地面が割れ、そこから巨大な影が現れ始めた。


(まさか、鯰!?)


だが、現れたのは鯰ではなかった。

それは、巨大な白狐の姿をしていた。


「なんだ、あれは!」


刻塚が驚きの声を上げる。


白狐は吠えると、その尾で黒装束の集団を薙ぎ払った。


「守護霊狐……」


私は思わず呟いた。

白狐家に代々伝わる伝説の守護霊。まさか本当に現れるとは。


白狐は私の前に立ち、優しく首をすり寄せてきた。


「ありがとう」


私がそう言うと、白狐は再び吠えた。

その声に呼応するように、空からジィが舞い降りてきた。


「如月!」


瑠生が私に手を差し伸べる。


「行くぞ!」


私はその手を取り、ジィの背に飛び乗った。


「刻塚!」


私は空から刻塚を見下ろす。


「これが白狐家の力よ。もう諦めなさい」


刻塚は歯噛みしながら、なおも刀を構える。


「くっ、ここまでか……」


そう呟いた刻塚の背後に、突如として黒い影が現れた。


「父上!?」


刻塚の驚きの声。

その黒い影は、刻塚の父である黒狐家の当主だった。


「刻塚、下がれ」


冷たい声で当主が言う。


「しかし、父上」


「もはやここでの戦いに意味はない。引くぞ」


当主はそう言うと、私たちに向き直った。


「白狐家の姫君、そして瑠生殿。今回の件は水に流そう。だが、これで終わったわけではない」


その言葉と共に、当主は黒い霧となって消えていった。

残された黒装束の者たちも、次々と姿を消していく。


やがて、辺りには私たちだけが残された。


「終わったのね」


私は安堵の息をつく。


「ああ」


瑠生も肩の力を抜いた。


ジィがゆっくりと地上に降り立つ。

私たちがその背から降りると、守護霊狐が近づいてきた。


「ありがとう。あなたのおかげで助かったわ」


私が感謝を述べると、守護霊狐は静かに頷いた。

そして、光となって消えていった。


「如月」


瑠生が私を抱きしめる。


「本当に、無事で良かった」


「瑠生……」


私たちはしばらくの間、そうして抱き合っていた。


「さて、と」


やがて瑠生が私から離れる。


「説明しなきゃいけないことがたくさんあるな」


「ええ」


私は頷く。

記憶は戻ったものの、まだ分からないことがたくさんあった。


「瑠生、私に話して。
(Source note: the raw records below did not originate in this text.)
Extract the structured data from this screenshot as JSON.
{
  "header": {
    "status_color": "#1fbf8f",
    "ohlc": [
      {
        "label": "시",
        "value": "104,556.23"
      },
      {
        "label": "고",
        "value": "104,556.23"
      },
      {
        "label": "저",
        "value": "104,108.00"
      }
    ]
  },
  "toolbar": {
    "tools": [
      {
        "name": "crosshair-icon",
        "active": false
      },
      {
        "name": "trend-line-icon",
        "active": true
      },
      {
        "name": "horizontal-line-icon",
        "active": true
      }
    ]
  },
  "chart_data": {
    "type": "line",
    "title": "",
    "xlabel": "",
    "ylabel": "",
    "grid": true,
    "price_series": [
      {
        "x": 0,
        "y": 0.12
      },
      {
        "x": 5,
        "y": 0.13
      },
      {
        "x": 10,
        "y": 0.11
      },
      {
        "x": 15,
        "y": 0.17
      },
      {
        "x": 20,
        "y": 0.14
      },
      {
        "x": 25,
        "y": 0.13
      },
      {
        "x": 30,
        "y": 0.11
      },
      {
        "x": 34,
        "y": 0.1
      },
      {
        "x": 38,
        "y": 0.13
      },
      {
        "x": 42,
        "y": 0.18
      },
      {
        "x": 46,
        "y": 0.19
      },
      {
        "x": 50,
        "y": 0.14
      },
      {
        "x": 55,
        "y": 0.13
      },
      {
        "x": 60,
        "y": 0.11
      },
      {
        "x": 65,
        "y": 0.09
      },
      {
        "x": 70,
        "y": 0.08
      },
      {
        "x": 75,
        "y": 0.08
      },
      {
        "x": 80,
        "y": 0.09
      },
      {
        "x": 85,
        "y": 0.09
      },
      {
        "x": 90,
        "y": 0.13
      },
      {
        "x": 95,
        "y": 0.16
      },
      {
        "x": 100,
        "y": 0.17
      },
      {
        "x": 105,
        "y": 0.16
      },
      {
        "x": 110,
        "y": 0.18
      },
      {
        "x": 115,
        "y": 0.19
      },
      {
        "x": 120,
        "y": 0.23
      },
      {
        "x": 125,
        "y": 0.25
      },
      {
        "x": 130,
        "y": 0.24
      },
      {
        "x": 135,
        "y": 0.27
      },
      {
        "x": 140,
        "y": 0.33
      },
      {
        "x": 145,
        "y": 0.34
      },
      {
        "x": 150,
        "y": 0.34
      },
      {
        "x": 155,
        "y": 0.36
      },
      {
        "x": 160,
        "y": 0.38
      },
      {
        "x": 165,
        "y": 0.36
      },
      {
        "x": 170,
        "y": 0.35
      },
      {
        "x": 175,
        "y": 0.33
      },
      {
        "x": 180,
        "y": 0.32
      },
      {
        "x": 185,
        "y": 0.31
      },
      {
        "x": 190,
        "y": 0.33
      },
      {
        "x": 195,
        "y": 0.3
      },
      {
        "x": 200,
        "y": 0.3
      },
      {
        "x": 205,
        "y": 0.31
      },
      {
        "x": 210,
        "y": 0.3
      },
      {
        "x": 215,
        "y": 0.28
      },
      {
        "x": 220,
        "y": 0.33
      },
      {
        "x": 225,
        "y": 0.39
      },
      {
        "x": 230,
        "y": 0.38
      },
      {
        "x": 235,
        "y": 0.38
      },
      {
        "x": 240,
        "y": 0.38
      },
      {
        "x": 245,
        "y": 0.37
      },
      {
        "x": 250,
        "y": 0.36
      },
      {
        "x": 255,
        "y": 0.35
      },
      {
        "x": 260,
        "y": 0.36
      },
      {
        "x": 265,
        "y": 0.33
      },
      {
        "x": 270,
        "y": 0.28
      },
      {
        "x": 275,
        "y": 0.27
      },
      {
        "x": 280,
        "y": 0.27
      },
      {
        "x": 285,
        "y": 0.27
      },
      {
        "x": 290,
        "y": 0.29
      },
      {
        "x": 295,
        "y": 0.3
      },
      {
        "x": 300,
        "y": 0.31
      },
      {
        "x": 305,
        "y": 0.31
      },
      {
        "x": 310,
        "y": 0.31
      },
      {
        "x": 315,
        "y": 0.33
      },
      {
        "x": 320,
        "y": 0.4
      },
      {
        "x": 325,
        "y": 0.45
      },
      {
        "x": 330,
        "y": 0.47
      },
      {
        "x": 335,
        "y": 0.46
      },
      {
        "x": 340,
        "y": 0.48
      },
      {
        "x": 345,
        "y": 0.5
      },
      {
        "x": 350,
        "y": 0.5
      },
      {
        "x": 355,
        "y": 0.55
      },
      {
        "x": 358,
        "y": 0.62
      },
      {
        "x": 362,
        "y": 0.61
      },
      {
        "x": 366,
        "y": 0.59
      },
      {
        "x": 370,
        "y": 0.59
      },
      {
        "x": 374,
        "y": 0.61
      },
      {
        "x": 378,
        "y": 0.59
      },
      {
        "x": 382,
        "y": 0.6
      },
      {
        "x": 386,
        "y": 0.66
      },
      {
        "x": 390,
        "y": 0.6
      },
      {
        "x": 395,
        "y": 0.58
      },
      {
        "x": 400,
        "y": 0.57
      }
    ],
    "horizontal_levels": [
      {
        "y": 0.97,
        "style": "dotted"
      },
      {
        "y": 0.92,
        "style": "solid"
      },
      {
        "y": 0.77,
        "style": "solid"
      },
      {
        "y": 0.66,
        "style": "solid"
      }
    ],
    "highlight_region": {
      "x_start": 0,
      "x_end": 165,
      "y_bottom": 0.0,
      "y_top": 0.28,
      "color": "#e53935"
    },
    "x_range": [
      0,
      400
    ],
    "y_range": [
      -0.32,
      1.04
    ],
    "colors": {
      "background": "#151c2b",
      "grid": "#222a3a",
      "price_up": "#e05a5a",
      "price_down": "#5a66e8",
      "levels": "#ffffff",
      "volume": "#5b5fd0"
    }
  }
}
私たちの過去のこと、そして……これからのことを」


瑠生は少し考え込むような表情をしたが、すぐに優しい笑みを浮かべた。


「ああ、全て話そう。おまえには隠し事なんてできないからな」


そう言って、瑠生は私の手を取った。


「行こう、如月。俺たちの物語の続きを紡ぐために」


私はその手をしっかりと握り返した。